A tool for processing Anki spaced repetition review logs using Protocol Buffers and Parquet files.
This project provides utilities to:
- Convert Anki review logs from Protocol Buffer format to Parquet files
- Upload/download datasets to/from Hugging Face Hub
- Show example of how to use the dataset
The converted dataset is available on Hugging Face Hub: Anki Revlogs 10K
Required dependencies:
pandas
pyarrow
protobuf
huggingface_hub
tqdm
Use the build_parquet.py script to convert Protocol Buffer files to Parquet format:
python build_parquet.py
To download the processed dataset:
python download_from_hf.py
To analyze data for a specific user:
python process_dataset.py
- Raw review logs are read from .revlog files (Protocol Buffer format)

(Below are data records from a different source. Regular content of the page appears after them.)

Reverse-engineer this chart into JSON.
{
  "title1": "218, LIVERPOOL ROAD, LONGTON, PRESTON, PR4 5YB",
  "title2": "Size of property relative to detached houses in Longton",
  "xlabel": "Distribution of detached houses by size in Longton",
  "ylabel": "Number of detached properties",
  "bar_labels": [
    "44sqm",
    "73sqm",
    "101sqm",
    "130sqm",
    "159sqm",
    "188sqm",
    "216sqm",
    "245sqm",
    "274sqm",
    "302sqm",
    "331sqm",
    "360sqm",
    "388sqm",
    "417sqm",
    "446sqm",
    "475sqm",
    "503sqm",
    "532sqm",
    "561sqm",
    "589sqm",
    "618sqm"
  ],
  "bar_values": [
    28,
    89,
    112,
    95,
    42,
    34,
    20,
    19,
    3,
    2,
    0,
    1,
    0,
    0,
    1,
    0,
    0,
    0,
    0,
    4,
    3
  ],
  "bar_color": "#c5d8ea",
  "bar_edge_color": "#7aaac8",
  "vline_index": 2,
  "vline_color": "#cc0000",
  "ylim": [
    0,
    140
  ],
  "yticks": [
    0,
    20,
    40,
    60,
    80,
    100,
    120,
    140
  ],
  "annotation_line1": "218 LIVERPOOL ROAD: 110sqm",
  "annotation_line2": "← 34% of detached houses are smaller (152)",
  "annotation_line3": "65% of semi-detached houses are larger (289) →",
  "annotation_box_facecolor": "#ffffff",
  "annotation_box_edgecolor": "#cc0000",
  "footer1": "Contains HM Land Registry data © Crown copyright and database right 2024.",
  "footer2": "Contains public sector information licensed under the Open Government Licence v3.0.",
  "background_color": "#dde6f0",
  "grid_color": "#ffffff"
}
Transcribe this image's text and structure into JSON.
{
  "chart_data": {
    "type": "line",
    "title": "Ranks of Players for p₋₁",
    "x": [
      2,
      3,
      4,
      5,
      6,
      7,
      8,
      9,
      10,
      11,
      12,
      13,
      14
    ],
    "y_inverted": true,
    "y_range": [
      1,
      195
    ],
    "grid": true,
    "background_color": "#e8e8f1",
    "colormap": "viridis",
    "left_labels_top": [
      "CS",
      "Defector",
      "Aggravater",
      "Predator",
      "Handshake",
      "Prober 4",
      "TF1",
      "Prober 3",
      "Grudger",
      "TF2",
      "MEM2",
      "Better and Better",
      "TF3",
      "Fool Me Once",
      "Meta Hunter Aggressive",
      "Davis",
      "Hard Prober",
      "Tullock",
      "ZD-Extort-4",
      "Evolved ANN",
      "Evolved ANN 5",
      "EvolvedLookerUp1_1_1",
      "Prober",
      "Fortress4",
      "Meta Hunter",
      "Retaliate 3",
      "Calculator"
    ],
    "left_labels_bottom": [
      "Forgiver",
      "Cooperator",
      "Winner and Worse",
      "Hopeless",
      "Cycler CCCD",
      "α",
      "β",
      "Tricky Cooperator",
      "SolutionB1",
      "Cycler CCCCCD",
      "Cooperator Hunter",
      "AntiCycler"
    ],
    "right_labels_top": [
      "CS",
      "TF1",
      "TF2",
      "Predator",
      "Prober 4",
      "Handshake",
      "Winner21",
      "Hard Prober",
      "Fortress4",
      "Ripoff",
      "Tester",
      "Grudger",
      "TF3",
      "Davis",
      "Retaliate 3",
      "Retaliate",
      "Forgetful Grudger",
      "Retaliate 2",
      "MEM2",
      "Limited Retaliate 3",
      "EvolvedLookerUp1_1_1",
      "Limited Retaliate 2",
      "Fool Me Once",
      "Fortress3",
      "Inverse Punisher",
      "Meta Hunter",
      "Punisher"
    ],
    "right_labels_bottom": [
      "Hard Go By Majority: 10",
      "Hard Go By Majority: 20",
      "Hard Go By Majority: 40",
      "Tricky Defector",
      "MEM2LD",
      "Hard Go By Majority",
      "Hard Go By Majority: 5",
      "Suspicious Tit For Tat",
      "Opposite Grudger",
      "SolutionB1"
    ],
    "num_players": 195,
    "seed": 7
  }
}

- Data is processed and transformed using pandas DataFrames
- Results are saved as Parquet files partitioned by user_id
- Upload to Hugging Face Hub for sharing
.
├── README.md
├── build_parquet.py # Main conversion script
├── stats.proto # Protocol Buffer definition
├── download_from_hf.py # Dataset download utility
├── upload_to_hf.py # Dataset upload utility
└── process_dataset.py # Individual data processing
GNU AGPL, version 3 or later